Évidemment, il y a des explications plus rationnelles proposées pour ces événements. Pour la première apparition, l'objet triangulaire silencieux, une nouvelle génération d'avions de chasse aurait pu être testé ce soir-là. En haute altitude, le public n'aurait pas pu entendre le bruit des moteurs. En se plaçant en formation triangulaire avec des éclairages en dessous, cette hypothèse est crédible. Ces avions auraient pu être américains ou d'une autre nation ne voulant pas avouer avoir ces appareils. L'armée américaine a expliqué à demi-mot la deuxième apparition avec un largage de fusées éclairantes depuis un avion militaire.
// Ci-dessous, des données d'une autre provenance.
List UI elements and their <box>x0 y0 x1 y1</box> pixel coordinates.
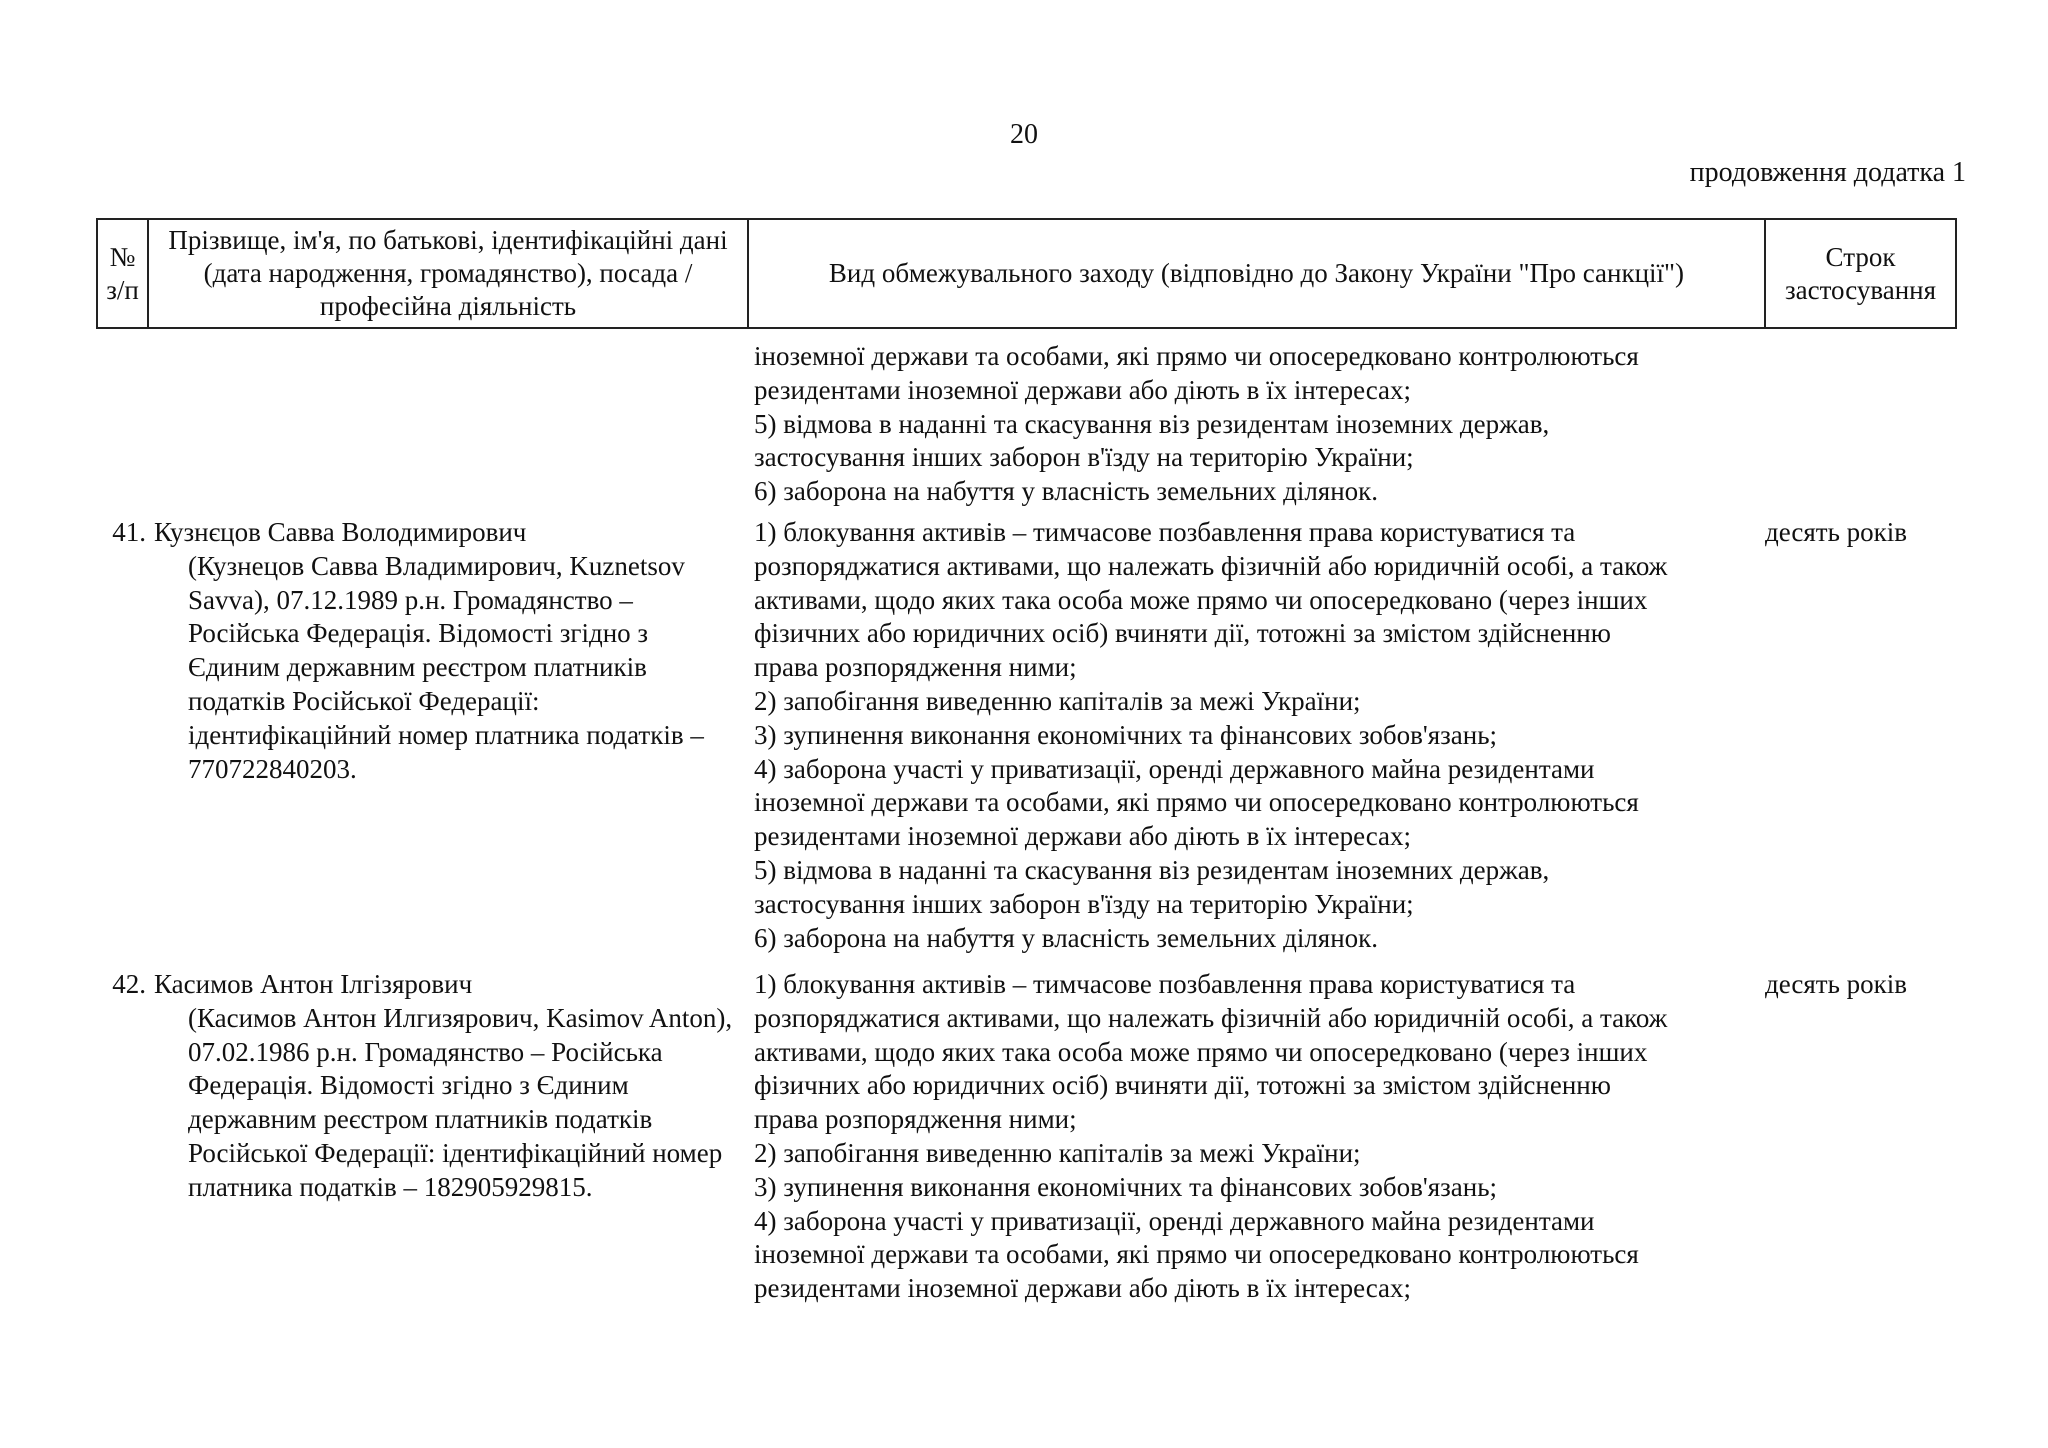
measures-cell <box>754 968 1854 1306</box>
measures-cell <box>754 340 1854 509</box>
measure-line: 6) заборона на набуття у власність земельних ділянок. <box>754 922 1379 953</box>
header-term: Строк застосування <box>1765 219 1956 328</box>
table-row <box>96 516 1955 968</box>
person-name: Касимов Антон Ілгізярович <box>154 969 473 999</box>
measure-line: 5) відмова в наданні та скасування віз резидентам іноземних держав, <box>754 408 1550 439</box>
measure-line: застосування інших заборон в'їзду на територію України; <box>754 442 1414 473</box>
measure-line: застосування інших заборон в'їзду на територію України; <box>754 888 1414 919</box>
row-number: 42. <box>112 969 146 999</box>
measure-line: 3) зупинення виконання економічних та фінансових зобов'язань; <box>754 719 1498 750</box>
measure-line: активами, щодо яких така особа може прямо чи опосередковано (через інших <box>754 584 1648 615</box>
measure-line: іноземної держави та особами, які прямо чи опосередковано контролюються <box>754 787 1639 818</box>
measure-line: 6) заборона на набуття у власність земельних ділянок. <box>754 476 1379 507</box>
header-number: № з/п <box>97 219 148 328</box>
measure-line: 1) блокування активів – тимчасове позбавлення права користуватися та <box>754 517 1576 547</box>
measure-line: іноземної держави та особами, які прямо чи опосередковано контролюються <box>754 1239 1639 1270</box>
measure-line: права розпорядження ними; <box>754 652 1077 683</box>
measure-line: 1) блокування активів – тимчасове позбавлення права користуватися та <box>754 969 1576 999</box>
measure-line: 5) відмова в наданні та скасування віз резидентам іноземних держав, <box>754 854 1550 885</box>
table-row <box>96 968 1955 1318</box>
row-number: 41. <box>112 517 146 547</box>
measure-line: фізичних або юридичних осіб) вчиняти дії, тотожні за змістом здійсненню <box>754 1070 1611 1101</box>
table-header <box>96 218 1957 329</box>
measure-line: 3) зупинення виконання економічних та фінансових зобов'язань; <box>754 1171 1498 1202</box>
measure-line: права розпорядження ними; <box>754 1104 1077 1135</box>
measure-line: іноземної держави та особами, які прямо чи опосередковано контролюються <box>754 341 1639 371</box>
person-identifiers: (Кузнецов Савва Владимирович, Kuznetsov Savva), 07.12.1989 р.н. Громадянство – Російська Федерація. Відомості згідно з Єдиним державним реєстром платників податків Російської Федерації: ідентифікаційний номер платника податків – 770722840203. <box>188 550 704 784</box>
measure-line: фізичних або юридичних осіб) вчиняти дії, тотожні за змістом здійсненню <box>754 618 1611 649</box>
measure-line: резидентами іноземної держави або діють в їх інтересах; <box>754 1273 1412 1304</box>
person-details <box>154 968 734 1205</box>
term-cell: десять років <box>1765 969 1908 999</box>
person-name: Кузнєцов Савва Володимирович <box>154 517 527 547</box>
measure-line: розпоряджатися активами, що належать фізичній або юридичній особі, а також <box>754 1002 1668 1033</box>
measure-line: 2) запобігання виведенню капіталів за межі України; <box>754 685 1361 716</box>
page-number: 20 <box>1010 119 1038 150</box>
measure-line: 4) заборона участі у приватизації, оренді державного майна резидентами <box>754 1205 1595 1236</box>
table-body <box>96 340 1955 1318</box>
table-row-continued <box>96 340 1955 516</box>
measure-line: 2) запобігання виведенню капіталів за межі України; <box>754 1137 1361 1168</box>
measure-line: резидентами іноземної держави або діють в їх інтересах; <box>754 821 1412 852</box>
person-details <box>154 516 734 786</box>
measures-cell <box>754 516 1854 955</box>
person-identifiers: (Касимов Антон Илгизярович, Kasimov Anton), 07.02.1986 р.н. Громадянство – Російська Федерація. Відомості згідно з Єдиним державним реєстром платників податків Російської Федерації: ідентифікаційний номер платника податків – 182905929815. <box>188 1002 733 1202</box>
term-cell: десять років <box>1765 517 1908 547</box>
measure-line: 4) заборона участі у приватизації, оренді державного майна резидентами <box>754 753 1595 784</box>
header-measure: Вид обмежувального заходу (відповідно до Закону України "Про санкції") <box>748 219 1765 328</box>
measure-line: резидентами іноземної держави або діють в їх інтересах; <box>754 374 1412 405</box>
measure-line: розпоряджатися активами, що належать фізичній або юридичній особі, а також <box>754 550 1668 581</box>
header-name: Прізвище, ім'я, по батькові, ідентифікаційні дані (дата народження, громадянство), посада / професійна діяльність <box>148 219 748 328</box>
measure-line: активами, щодо яких така особа може прямо чи опосередковано (через інших <box>754 1036 1648 1067</box>
continuation-label: продовження додатка 1 <box>1689 157 1966 188</box>
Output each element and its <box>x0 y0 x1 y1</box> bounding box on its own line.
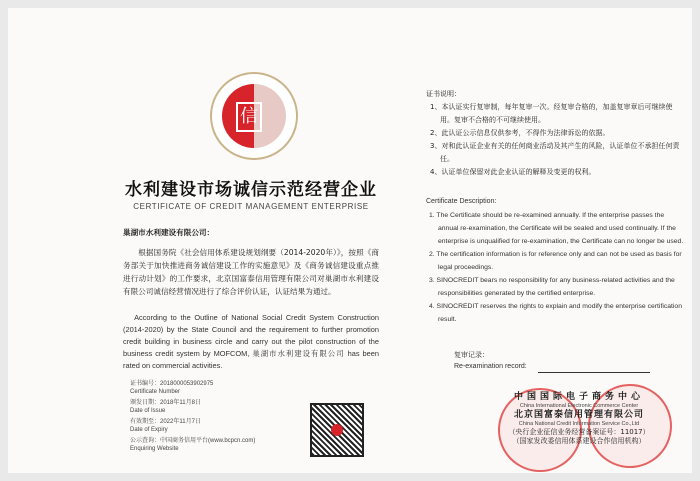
certificate-number-label: Certificate Number <box>130 389 181 395</box>
desc-en-item: 2. The certification information is for reference only and can not be used as basis for legal proceedings. <box>429 251 682 271</box>
info-block <box>130 380 255 453</box>
certificate-number: 证书编号：2018000053902975 <box>130 381 214 387</box>
issuer-en-2: China National Credit Information Service Co.,Ltd <box>518 421 640 427</box>
company-name: 巢湖市水利建设有限公司： <box>123 228 215 237</box>
desc-en-list <box>426 209 684 326</box>
body-en: According to the Outline of National Social Credit System Construction (2014-2020) by the State Council and the requirement to further promotion credit building in business circle and carry out the pilot construction of the business credit system by MOFCOM, 巢湖市水利建设有限公司 has been rated on commercial activities. <box>123 313 379 370</box>
expiry-date: 有效期至：2022年11月7日 <box>130 419 201 425</box>
desc-en-item: 4. SINOCREDIT reserves the rights to explain and modify the enterprise certification result. <box>429 303 682 323</box>
desc-en-item: 3. SINOCREDIT bears no responsibility for any business-related activities and the responsibilities generated by the certified enterprise. <box>429 277 675 297</box>
issuer-block <box>484 392 674 446</box>
record-label-cn: 复审记录： <box>454 351 489 359</box>
issuer-cn-2: 北京国富泰信用管理有限公司 <box>513 410 644 420</box>
credit-glyph: 信 <box>236 102 262 132</box>
desc-en-item: 1. The Certificate should be re-examined annually. If the enterprise passes the annual re-examination, the Certificate will be sealed and used continually. If the enterprise is unqualified for re-examination, the Certificate can no longer be used. <box>429 212 684 245</box>
desc-cn-item: 3、对和此认证企业有关的任何商业活动及其产生的风险，认证单位不承担任何责任。 <box>430 142 680 163</box>
desc-cn-title: 证书说明： <box>426 90 461 98</box>
page-title-en: CERTIFICATE OF CREDIT MANAGEMENT ENTERPRISE <box>133 202 369 211</box>
body-cn: 根据国务院《社会信用体系建设规划纲要（2014-2020年）》，按照《商务部关于加快推进商务诚信建设工作的实施意见》及《商务诚信建设重点推进行动计划》的工作要求，北京国富泰信用管理有限公司对巢湖市水利建设有限公司诚信经营情况进行了综合评价认证，认证结果为通过。 <box>123 248 379 296</box>
issuer-en-1: China International Electronic Commerce Center <box>519 403 639 409</box>
certificate <box>8 8 692 473</box>
issuer-cn-1: 中国国际电子商务中心 <box>513 392 644 402</box>
desc-cn-list <box>426 101 684 179</box>
enquiry-website-label: Enquiring Website <box>130 446 179 452</box>
desc-en-title: Certificate Description: <box>426 198 497 205</box>
desc-cn-item: 2、此认证公示信息仅供参考，不得作为法律诉讼的依据。 <box>430 129 610 137</box>
issuer-note-2: （国家发改委信用体系建设合作信用机构） <box>512 437 646 445</box>
record-label-en: Re-examination record: <box>454 363 527 370</box>
desc-cn-item: 1、本认证实行复审制，每年复审一次。经复审合格的，加盖复审章后可继续使用。复审不合格的不可继续使用。 <box>430 103 673 124</box>
issuer-note-1: （央行企业征信业务经营备案证号：11017） <box>508 428 650 436</box>
desc-cn-item: 4、认证单位保留对此企业认证的解释及变更的权利。 <box>430 168 596 176</box>
qr-code <box>310 403 364 457</box>
issue-date: 颁发日期：2018年11月8日 <box>130 400 201 406</box>
enquiry-website: 公示查询：中国商务信用平台(www.bcpcn.com) <box>130 438 256 444</box>
credit-seal-logo <box>210 72 298 160</box>
expiry-date-label: Date of Expiry <box>130 427 168 433</box>
issue-date-label: Date of Issue <box>130 408 166 414</box>
page-title: 水利建设市场诚信示范经营企业 <box>125 180 377 200</box>
record-line <box>538 372 650 373</box>
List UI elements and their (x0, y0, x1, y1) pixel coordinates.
Ces fusées larguées régulièrement et avec des petits parachutes seraient à l'origine de la ligne de lumière aperçue le 13 mars. Les petits parachutes auraient ralenti la chute des objets, donnant l'illusion qu'ils ne bougeaient pas. Ces fusées n'auraient-elles pas été retrouvées par des habitants de la ville ? N'aurait-on pas entendu un avion les larguer ? De plus, la Garde Fédérale avait déjà admis avoir tiré des fusées depuis le sol ce soir-là. Qui croire entre l'armée ou la garde fédérale ?


Que s'est-il vraiment passé le soir du 13 mars 1997 à Phoenix ? Aucune explication officielle ne correspond vraiment aux observations. Une thèse se maintient encore et toujours : Phoenix a eu de la visite par une forme de vie inconnue.